Telephonic anonymity now costs $60 a year, and it’s going to cost you nearly $3 to make a call to that number you forgot.
That CenturyLink has increased its rates should come as no surprise.
There was a notice last October about a hearing before the company’s regulator, the Washington Utilities and Transportation Commission, concerning regulation and pricing.
There was a press release in January describing how the WUTC had reached a settlement “allowing CenturyLink pricing flexibility in setting residential and business landline telephone rates.”
There were notices sent to customers announcing the rate increases.
And now the bills have been mailed, to the chagrin of some customers who have contacted The News Tribune.
Among those increases:
• Monthly rates for non-listed, non-published and all other chargeable directory listings will increase to $5.
• All Directory Assistance calls completed by your local telephone company will be charged at $2.99, with no call allowances.

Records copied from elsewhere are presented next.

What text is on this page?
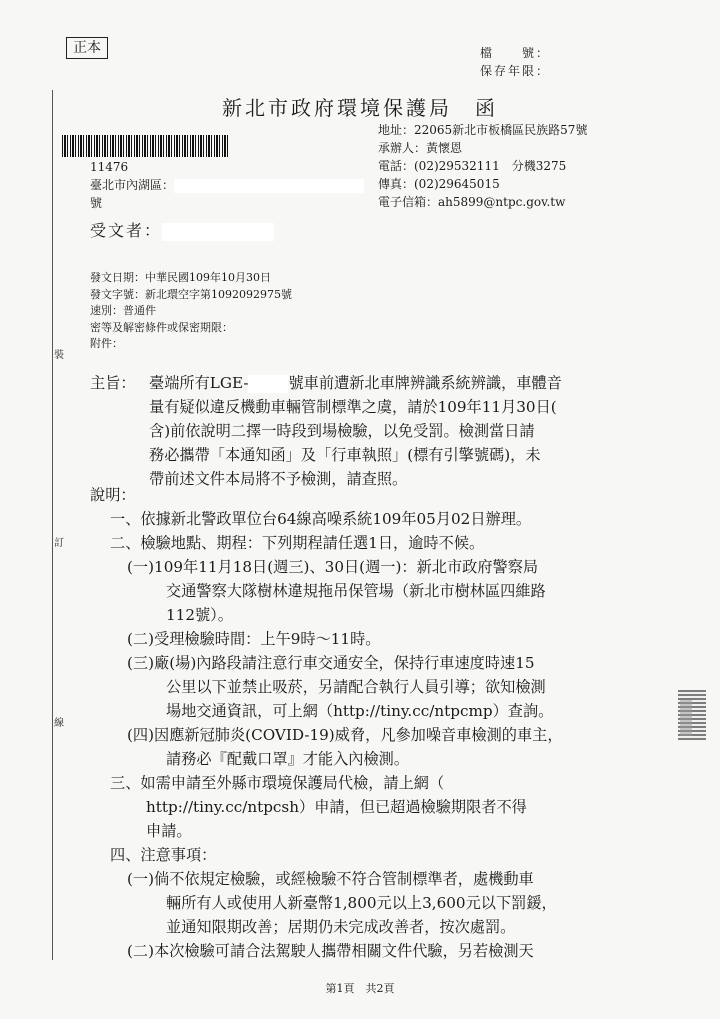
正本	檔　　號：
保存年限：
新北市政府環境保護局　函
11476
臺北市內湖區：
號
地址：22065新北市板橋區民族路57號
承辦人：黃懷恩
電話：(02)29532111　分機3275
傳真：(02)29645015
電子信箱：ah5899@ntpc.gov.tw
受文者：
發文日期：中華民國109年10月30日
發文字號：新北環空字第1092092975號
速別：普通件
密等及解密條件或保密期限：
附件：
裝
訂
線
主旨： 臺端所有LGE-	號車前遭新北車牌辨識系統辨識，車體音
量有疑似違反機動車輛管制標準之虞，請於109年11月30日(
含)前依說明二擇一時段到場檢驗，以免受罰。檢測當日請
務必攜帶「本通知函」及「行車執照」(標有引擎號碼)，未
帶前述文件本局將不予檢測，請查照。
說明：
一、依據新北警政單位台64線高噪系統109年05月02日辦理。
二、檢驗地點、期程：下列期程請任選1日，逾時不候。
(一)109年11月18日(週三)、30日(週一)：新北市政府警察局
交通警察大隊樹林違規拖吊保管場（新北市樹林區四維路
112號）。
(二)受理檢驗時間：上午9時～11時。
(三)廠(場)內路段請注意行車交通安全，保持行車速度時速15
公里以下並禁止吸菸，另請配合執行人員引導；欲知檢測
場地交通資訊，可上網（http://tiny.cc/ntpcmp）查詢。
(四)因應新冠肺炎(COVID-19)威脅，凡參加噪音車檢測的車主，
請務必『配戴口罩』才能入內檢測。
三、如需申請至外縣市環境保護局代檢，請上網（
http://tiny.cc/ntpcsh）申請，但已超過檢驗期限者不得
申請。
四、注意事項：
(一)倘不依規定檢驗，或經檢驗不符合管制標準者，處機動車
輛所有人或使用人新臺幣1,800元以上3,600元以下罰鍰，
並通知限期改善；居期仍未完成改善者，按次處罰。
(二)本次檢驗可請合法駕駛人攜帶相關文件代驗，另若檢測天
第1頁　共2頁
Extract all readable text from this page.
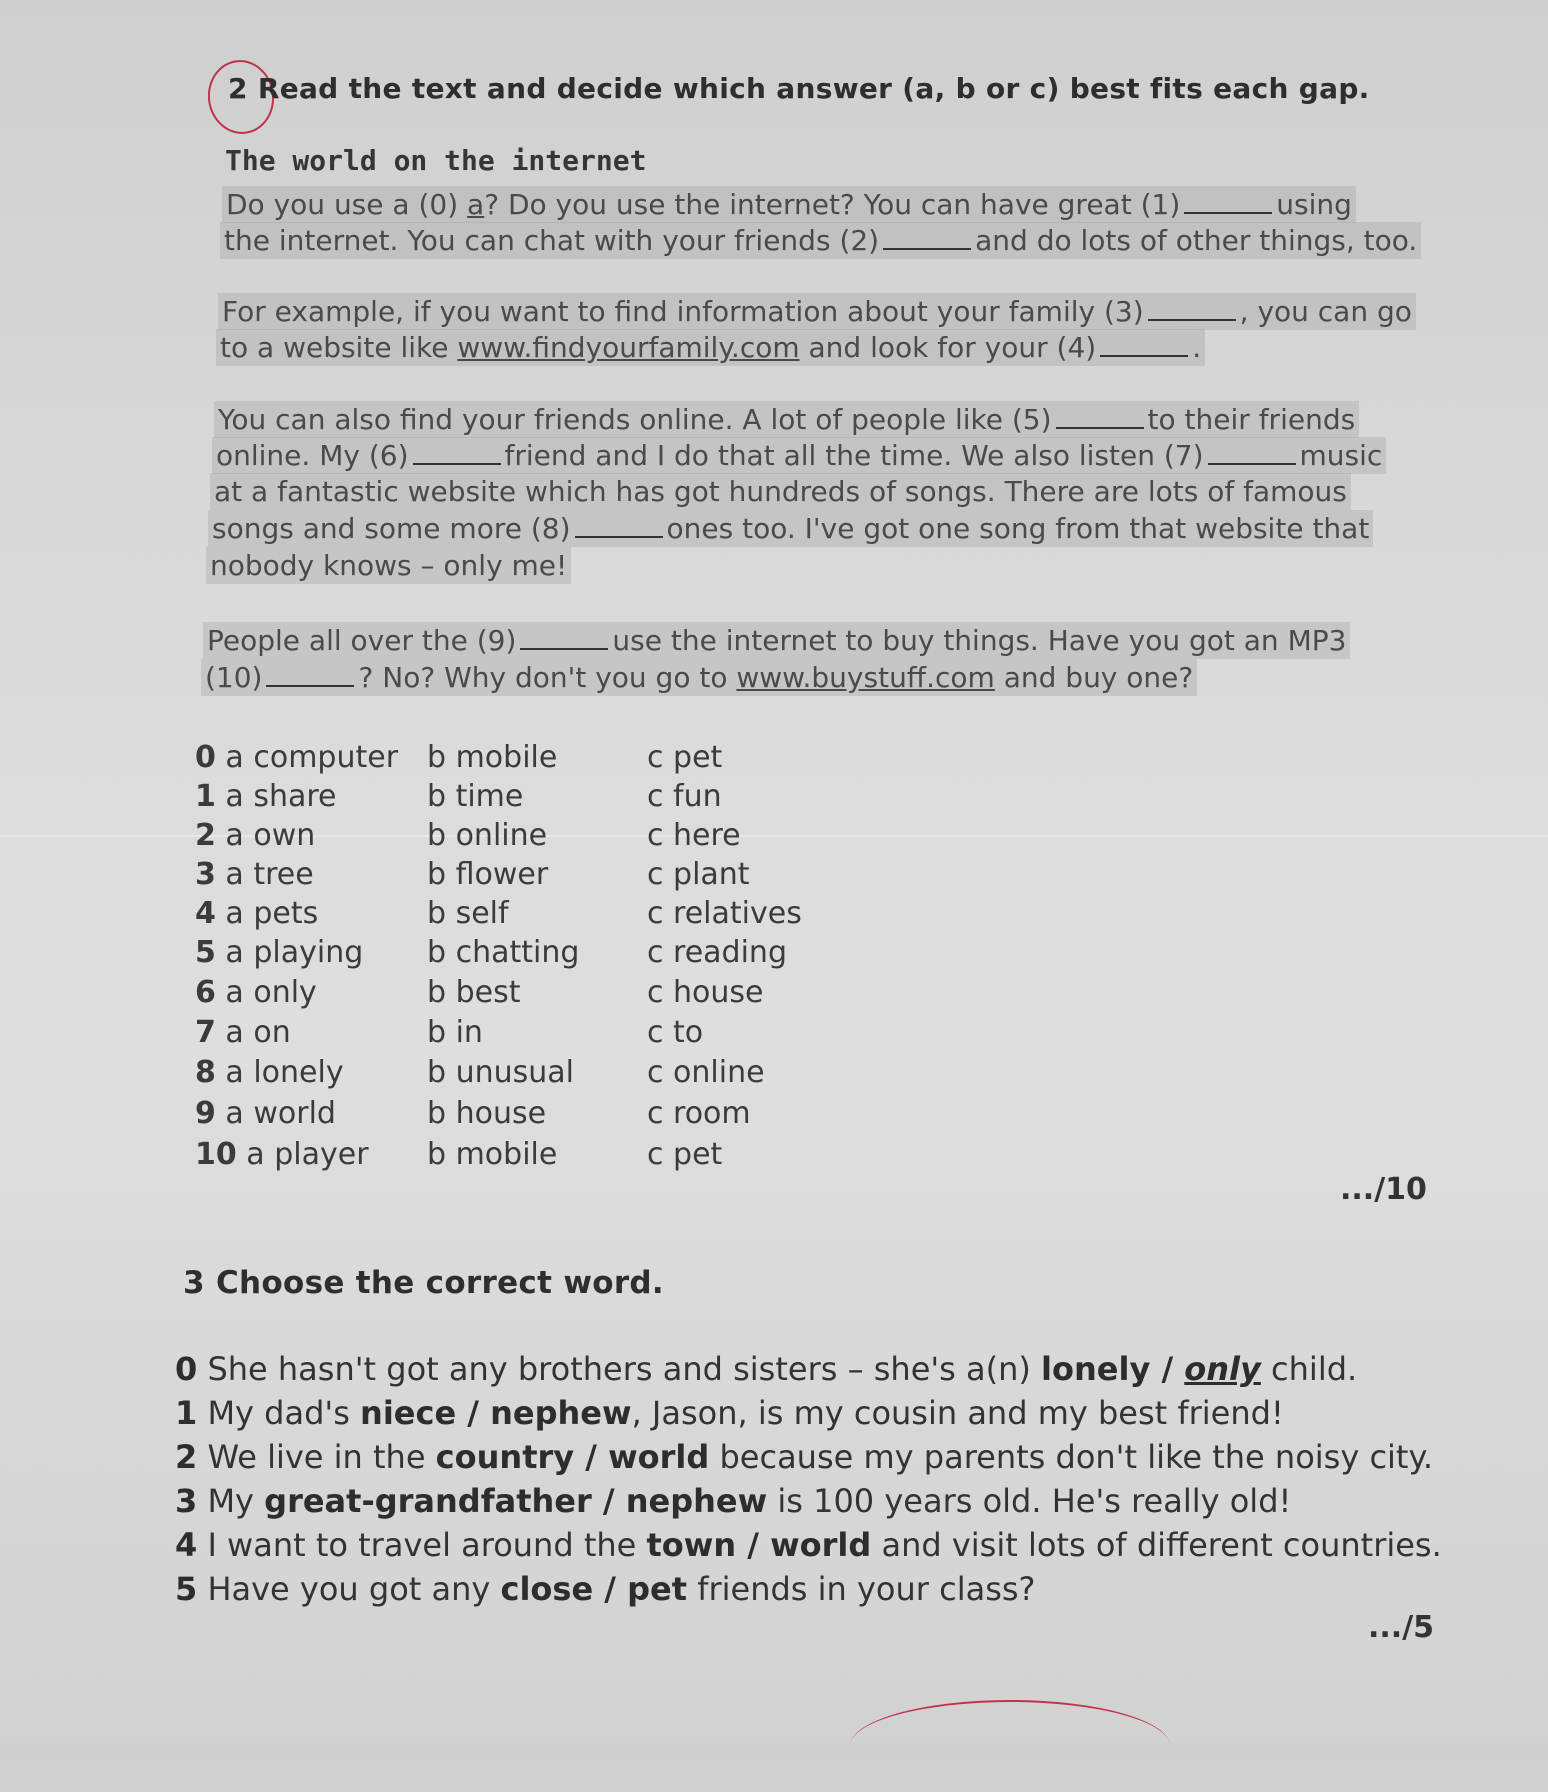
2 Read the text and decide which answer (a, b or c) best fits each gap.
The world on the internet
Do you use a (0) a? Do you use the internet? You can have great (1)	using
the internet. You can chat with your friends (2)	and do lots of other things, too.
For example, if you want to find information about your family (3)	, you can go
to a website like www.findyourfamily.com and look for your (4)	.
You can also find your friends online. A lot of people like (5)	to their friends
online. My (6)	friend and I do that all the time. We also listen (7)	music
at a fantastic website which has got hundreds of songs. There are lots of famous
songs and some more (8)	ones too. I've got one song from that website that
nobody knows – only me!
People all over the (9)	use the internet to buy things. Have you got an MP3
(10)	? No? Why don't you go to www.buystuff.com and buy one?
0 a computer b mobile	c pet
1 a share	b time	c fun
2 a own	b online	c here
3 a tree	b flower	c plant
4 a pets	b self	c relatives
5 a playing b chatting c reading
6 a only	b best	c house
7 a on	b in	c to
8 a lonely	b unusual c online
9 a world	b house	c room
10 a player b mobile	c pet
.../10
3 Choose the correct word.
0 She hasn't got any brothers and sisters – she's a(n) lonely / only child.
1 My dad's niece / nephew, Jason, is my cousin and my best friend!
2 We live in the country / world because my parents don't like the noisy city.
3 My great-grandfather / nephew is 100 years old. He's really old!
4 I want to travel around the town / world and visit lots of different countries.
5 Have you got any close / pet friends in your class?
.../5
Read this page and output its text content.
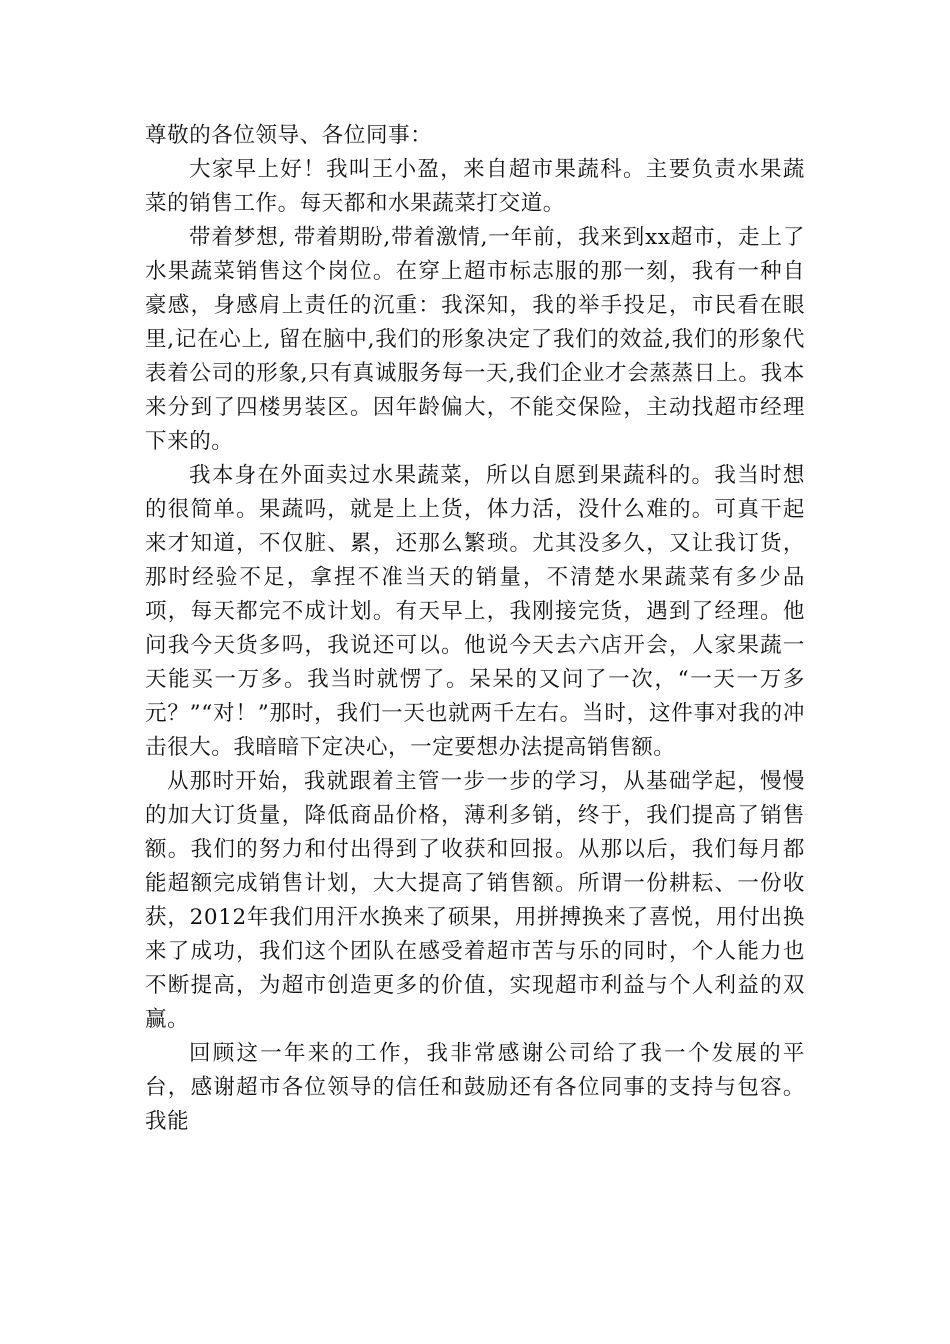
尊敬的各位领导、各位同事：

大家早上好！我叫王小盈，来自超市果蔬科。主要负责水果蔬菜的销售工作。每天都和水果蔬菜打交道。

带着梦想, 带着期盼,带着激情,一年前，我来到xx超市，走上了水果蔬菜销售这个岗位。在穿上超市标志服的那一刻，我有一种自豪感，身感肩上责任的沉重：我深知，我的举手投足，市民看在眼里,记在心上, 留在脑中,我们的形象决定了我们的效益,我们的形象代表着公司的形象,只有真诚服务每一天,我们企业才会蒸蒸日上。我本来分到了四楼男装区。因年龄偏大，不能交保险，主动找超市经理下来的。

我本身在外面卖过水果蔬菜，所以自愿到果蔬科的。我当时想的很简单。果蔬吗，就是上上货，体力活，没什么难的。可真干起来才知道，不仅脏、累，还那么繁琐。尤其没多久，又让我订货，那时经验不足，拿捏不准当天的销量，不清楚水果蔬菜有多少品项，每天都完不成计划。有天早上，我刚接完货，遇到了经理。他问我今天货多吗，我说还可以。他说今天去六店开会，人家果蔬一天能买一万多。我当时就愣了。呆呆的又问了一次，“一天一万多元？”“对！”那时，我们一天也就两千左右。当时，这件事对我的冲击很大。我暗暗下定决心，一定要想办法提高销售额。

从那时开始，我就跟着主管一步一步的学习，从基础学起，慢慢的加大订货量，降低商品价格，薄利多销，终于，我们提高了销售额。我们的努力和付出得到了收获和回报。从那以后，我们每月都能超额完成销售计划，大大提高了销售额。所谓一份耕耘、一份收获，2012年我们用汗水换来了硕果，用拼搏换来了喜悦，用付出换来了成功，我们这个团队在感受着超市苦与乐的同时，个人能力也不断提高，为超市创造更多的价值，实现超市利益与个人利益的双赢。

回顾这一年来的工作，我非常感谢公司给了我一个发展的平台，感谢超市各位领导的信任和鼓励还有各位同事的支持与包容。我能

CenturyLink (and affiliates of CenturyTel, including CenturyTel of Washington, which serves Gig Harbor) and the commission agreed that the deregulation offers the company a chance to do business “in a local telephone market (that is) vastly different than the historic monopoly environment that existed throughout most of the 20th century,” according to the January release.
The agreement, to release continues, allows the company and the regulator “the opportunity to acknowledge the realities of the 21st century marketplace by reducing unnecessary regulation … to the ultimate benefit of this state’s consumers.”
CenturyLink spokeswoman Jan Kampbell said the WUTC decision “was based on the extraordinary level of competition that CenturyLink faces in today’s telecommunications market and the fact that the commission does not regulate most of CenturyLink’s competitors such as wireless and cable companies.”
She continued, “CenturyLink did recently increase some of its rates, including its exchange access rates and some of its feature rates, including non-published telephone numbers. Customers were provided notice of the rate changes at least 30 days in advance For many of the affected services, the rate increases are the first in many years. As with other industries, CenturyLink must reflect rising costs in the rates it charges its consumers.”